A keynote speaker at the South African GeoTech 2017 conference and exhibition, Louw spoke about the potential benefits of VR and the VR Centre at the event, which took place on July 25 and 26 at Emperors Palace, in Johannesburg. Other keynote topics included building information modelling, computer-aided design (CAD), geographic information systems and Big Data, as well as geospatial and sound and vibration technologies.
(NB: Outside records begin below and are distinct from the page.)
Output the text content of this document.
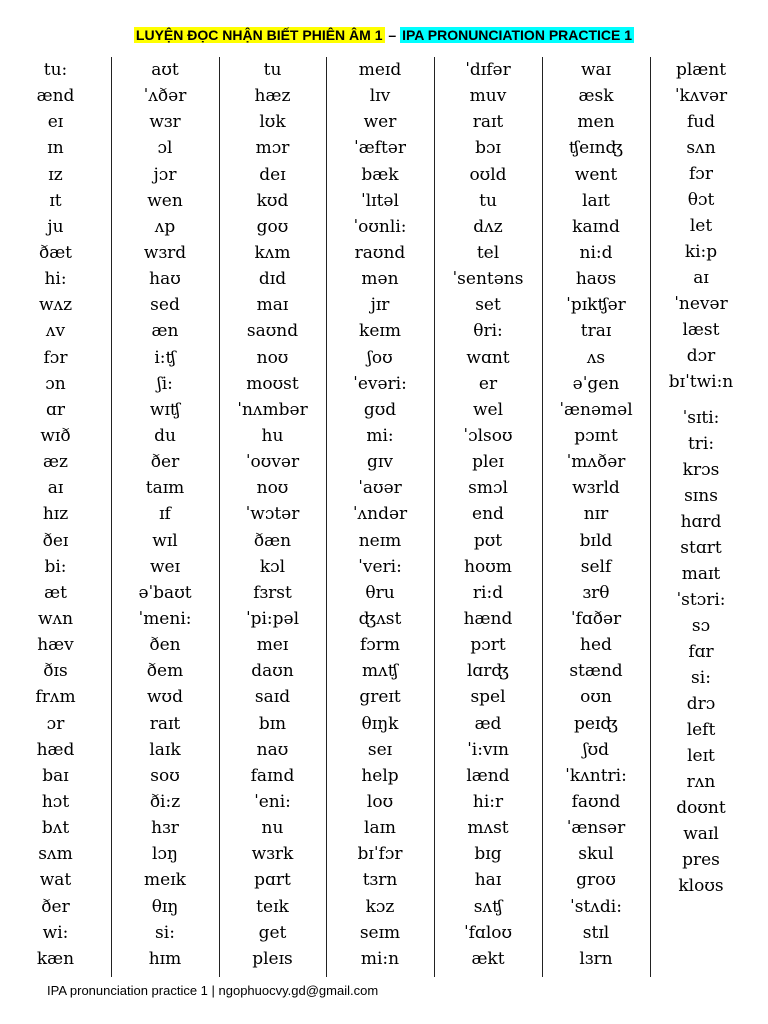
LUYỆN ĐỌC NHẬN BIẾT PHIÊN ÂM 1 – IPA PRONUNCIATION PRACTICE 1
tu:
ænd
eɪ
ɪn
ɪz
ɪt
ju
ðæt
hi:
wʌz
ʌv
fɔr
ɔn
ɑr
wɪð
æz
aɪ
hɪz
ðeɪ
bi:
æt
wʌn
hæv
ðɪs
frʌm
ɔr
hæd
baɪ
hɔt
bʌt
sʌm
wat
ðer
wi:
kæn
aʊt
ˈʌðər
wɜr
ɔl
jɔr
wen
ʌp
wɜrd
haʊ
sed
æn
i:ʧ
ʃi:
wɪʧ
du
ðer
taɪm
ɪf
wɪl
weɪ
əˈbaʊt
ˈmeni:
ðen
ðem
wʊd
raɪt
laɪk
soʊ
ði:z
hɜr
lɔŋ
meɪk
θɪŋ
si:
hɪm
tu
hæz
lʊk
mɔr
deɪ
kʊd
goʊ
kʌm
dɪd
maɪ
saʊnd
noʊ
moʊst
ˈnʌmbər
hu
ˈoʊvər
noʊ
ˈwɔtər
ðæn
kɔl
fɜrst
ˈpi:pəl
meɪ
daʊn
saɪd
bɪn
naʊ
faɪnd
ˈeni:
nu
wɜrk
pɑrt
teɪk
get
pleɪs
meɪd
lɪv
wer
ˈæftər
bæk
ˈlɪtəl
ˈoʊnli:
raʊnd
mən
jɪr
keɪm
ʃoʊ
ˈevəri:
gʊd
mi:
gɪv
ˈaʊər
ˈʌndər
neɪm
ˈveri:
θru
ʤʌst
fɔrm
mʌʧ
greɪt
θɪŋk
seɪ
help
loʊ
laɪn
bɪˈfɔr
tɜrn
kɔz
seɪm
mi:n
ˈdɪfər
muv
raɪt
bɔɪ
oʊld
tu
dʌz
tel
ˈsentəns
set
θri:
wɑnt
er
wel
ˈɔlsoʊ
pleɪ
smɔl
end
pʊt
hoʊm
ri:d
hænd
pɔrt
lɑrʤ
spel
æd
ˈi:vɪn
lænd
hi:r
mʌst
bɪg
haɪ
sʌʧ
ˈfɑloʊ
ækt
waɪ
æsk
men
ʧeɪnʤ
went
laɪt
kaɪnd
ni:d
haʊs
ˈpɪkʧər
traɪ
ʌs
əˈgen
ˈænəməl
pɔɪnt
ˈmʌðər
wɜrld
nɪr
bɪld
self
ɜrθ
ˈfɑðər
hed
stænd
oʊn
peɪʤ
ʃʊd
ˈkʌntri:
faʊnd
ˈænsər
skul
groʊ
ˈstʌdi:
stɪl
lɜrn
plænt
ˈkʌvər
fud
sʌn
fɔr
θɔt
let
ki:p
aɪ
ˈnevər
læst
dɔr
bɪˈtwi:n
ˈsɪti:
tri:
krɔs
sɪns
hɑrd
stɑrt
maɪt
ˈstɔri:
sɔ
fɑr
si:
drɔ
left
leɪt
rʌn
doʊnt
waɪl
pres
kloʊs
IPA pronunciation practice 1 | ngophuocvy.gd@gmail.com
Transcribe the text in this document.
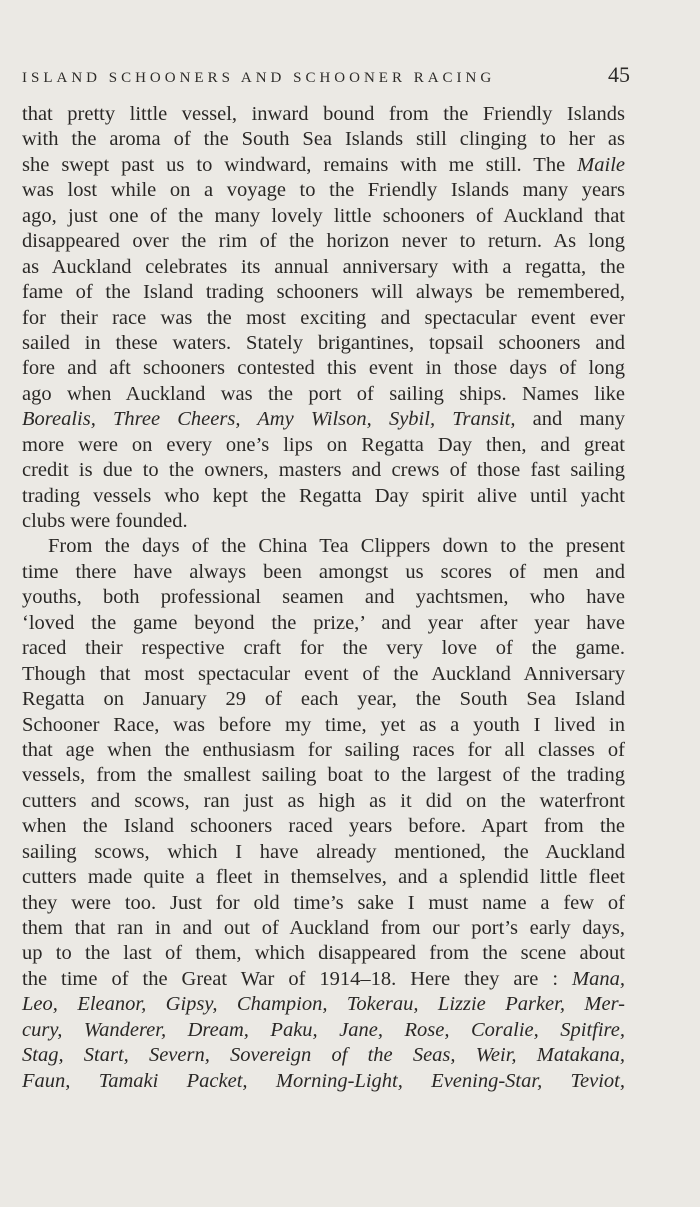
ISLAND SCHOONERS AND SCHOONER RACING	45
that pretty little vessel, inward bound from the Friendly Islands
with the aroma of the South Sea Islands still clinging to her as
she swept past us to windward, remains with me still. The Maile
was lost while on a voyage to the Friendly Islands many years
ago, just one of the many lovely little schooners of Auckland that
disappeared over the rim of the horizon never to return. As long
as Auckland celebrates its annual anniversary with a regatta, the
fame of the Island trading schooners will always be remembered,
for their race was the most exciting and spectacular event ever
sailed in these waters. Stately brigantines, topsail schooners and
fore and aft schooners contested this event in those days of long
ago when Auckland was the port of sailing ships. Names like
Borealis, Three Cheers, Amy Wilson, Sybil, Transit, and many
more were on every one’s lips on Regatta Day then, and great
credit is due to the owners, masters and crews of those fast sailing
trading vessels who kept the Regatta Day spirit alive until yacht
clubs were founded.
From the days of the China Tea Clippers down to the present
time there have always been amongst us scores of men and
youths, both professional seamen and yachtsmen, who have
‘loved the game beyond the prize,’ and year after year have
raced their respective craft for the very love of the game.
Though that most spectacular event of the Auckland Anniversary
Regatta on January 29 of each year, the South Sea Island
Schooner Race, was before my time, yet as a youth I lived in
that age when the enthusiasm for sailing races for all classes of
vessels, from the smallest sailing boat to the largest of the trading
cutters and scows, ran just as high as it did on the waterfront
when the Island schooners raced years before. Apart from the
sailing scows, which I have already mentioned, the Auckland
cutters made quite a fleet in themselves, and a splendid little fleet
they were too. Just for old time’s sake I must name a few of
them that ran in and out of Auckland from our port’s early days,
up to the last of them, which disappeared from the scene about
the time of the Great War of 1914–18. Here they are : Mana,
Leo, Eleanor, Gipsy, Champion, Tokerau, Lizzie Parker, Mer-
cury, Wanderer, Dream, Paku, Jane, Rose, Coralie, Spitfire,
Stag, Start, Severn, Sovereign of the Seas, Weir, Matakana,
Faun, Tamaki Packet, Morning-Light, Evening-Star, Teviot,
Registered attendees of the event could also visit the VR Centre on July 27.

Louw tells Mining Weekly that the VR Centre is an innovative resource that enables design engineers and students to experience real-world scenarios by simulating plans and designs in a risk-free environment with minimal time and resource allocation. “This way, mistakes and improvements can be identified well before the initial mine development steps are initiated.”

Moreover, plans to improve operations or increase production can be tested by applying them to different scenarios before committing resources to a particular course of action, thereby demonstrating the effectiveness of any given plan while limiting costs.
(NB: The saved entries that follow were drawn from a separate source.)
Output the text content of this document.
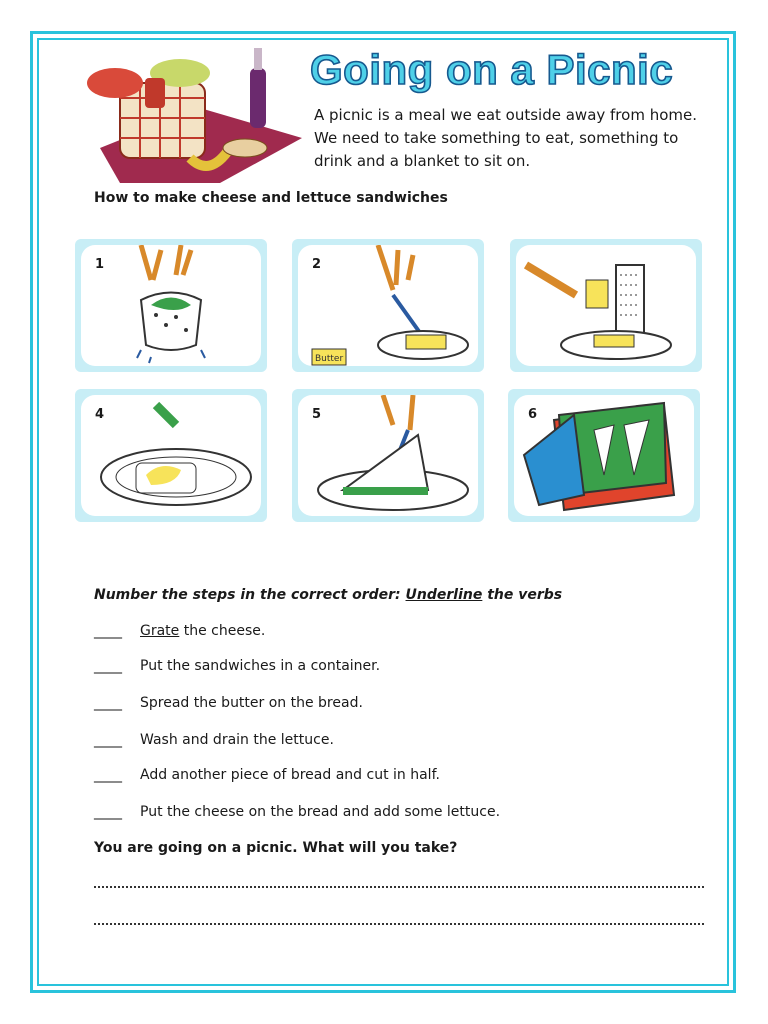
Going on a Picnic

A picnic is a meal we eat outside away from home.

We need to take something to eat, something to

drink and a blanket to sit on.

How to make cheese and lettuce sandwiches
1
Butter
2
4	5	6
Number the steps in the correct order: Underline the verbs
____ Grate the cheese.
____ Put the sandwiches in a container.
____ Spread the butter on the bread.
____ Wash and drain the lettuce.
____ Add another piece of bread and cut in half.
____ Put the cheese on the bread and add some lettuce.
You are going on a picnic. What will you take?
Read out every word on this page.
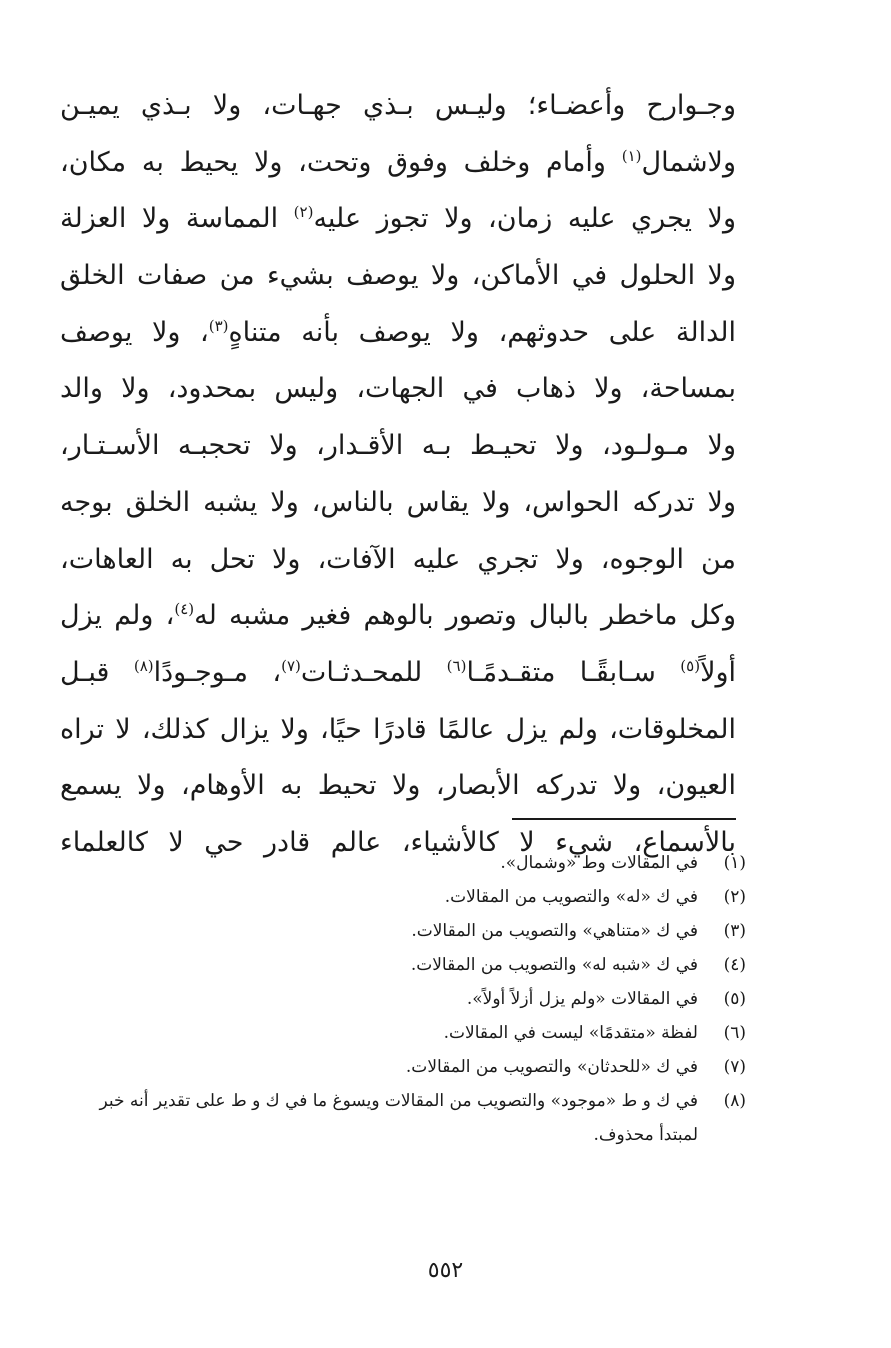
وجـوارح وأعضـاء؛ وليـس بـذي جهـات، ولا بـذي يميـن
ولاشمال$^{(١)}$ وأمام وخلف وفوق وتحت، ولا يحيط به مكان،
ولا يجري عليه زمان، ولا تجوز عليه$^{(٢)}$ المماسة ولا العزلة
ولا الحلول في الأماكن، ولا يوصف بشيء من صفات الخلق
الدالة على حدوثهم، ولا يوصف بأنه متناهٍ$^{(٣)}$، ولا يوصف
بمساحة، ولا ذهاب في الجهات، وليس بمحدود، ولا والد
ولا مـولـود، ولا تحيـط بـه الأقـدار، ولا تحجبـه الأسـتـار،
ولا تدركه الحواس، ولا يقاس بالناس، ولا يشبه الخلق بوجه
من الوجوه، ولا تجري عليه الآفات، ولا تحل به العاهات،
وكل ماخطر بالبال وتصور بالوهم فغير مشبه له$^{(٤)}$، ولم يزل
أولاً$^{(٥)}$ سـابقًـا متقـدمًـا$^{(٦)}$ للمحـدثـات$^{(٧)}$، مـوجـودًا$^{(٨)}$ قبـل
المخلوقات، ولم يزل عالمًا قادرًا حيًا، ولا يزال كذلك، لا تراه
العيون، ولا تدركه الأبصار، ولا تحيط به الأوهام، ولا يسمع
بالأسماع، شيء لا كالأشياء، عالم قادر حي لا كالعلماء
(١)
في المقالات وط «وشمال».
(٢)
في ك «له» والتصويب من المقالات.
(٣)
في ك «متناهي» والتصويب من المقالات.
(٤)
في ك «شبه له» والتصويب من المقالات.
(٥)
في المقالات «ولم يزل أزلاً أولاً».
(٦)
لفظة «متقدمًا» ليست في المقالات.
(٧)
في ك «للحدثان» والتصويب من المقالات.
(٨)
في ك و ط «موجود» والتصويب من المقالات ويسوغ ما في ك و ط على تقدير أنه خبر لمبتدأ محذوف.
٥٥٢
“Aside from improving the decision- making process, VR ensures that risky incidents are reduced or avoided and companies can visualise activities, enabling them to be more competitive in terms of cost and efficiency,” says Louw.

He comments that, depending on file format, any CAD-type plan, design or scanned file requires only a “small” adjustment to display it in three- dimensional (3D) stereoscopic and/or immersive applications. “The arduous work has already been done by the design team, but we do texturise the design to make it look more believable.”

Additionally, the VR Centre is working to link the visuals to financial programs to enable financial and operations departments to review the simulation of a mine design plan from different angles and gain full understanding of the operation, as well as make improvements where necessary.

In terms of educational value, Louw notes that, while the VR experience can never replace a physical visit to a mine, it can supplement the knowledge gained from such a visit. Further, students can familiarise themselves with every type of mine design, method and layout in an engaging, interactive manner.

VR technologies are significantly cheaper than building mock-up mines and are more versatile, as the images can be redesigned according to the changes required by a company.

The VR Centre

The VR Centre consists of a lecture hall, a 3D theatre and a 3D 360º cylinder. The 3D theatre can accommodate 47 people and can be used for conventional lecturing and industry meetings. The cylinder – 10 m in diameter and 4.2 m high – is the “main drawcard” of the facility, as it caters for the immersive experience.

The R50-million project incorporating the VR Centre is sponsored by South Africa-based miner Kumba Iron Ore and is the first of its kind in Africa. It has been operational since August last year.

Louw notes that UP mining engineering head of department Professor Ronny Webber-Youngman visited a similar cylinder at the University of New South Wales, in Sydney, Australia, in 2012. Webber-Youngman shared the experience and the potential benefits of establishing a VR facility locally with then Kumba Iron Ore CEO Chris Griffith, which led to Griffith’s assistance in the construction of the facility. Kumba ultimately funded the project to the tune of R19-million as part of its corporate social responsibiliyy initiatives.

Louw states that everybody is welcome to use the facility. “We can portray a specific company’s work to its employees, with the entire centre available as a conference facility at R2 500/h.”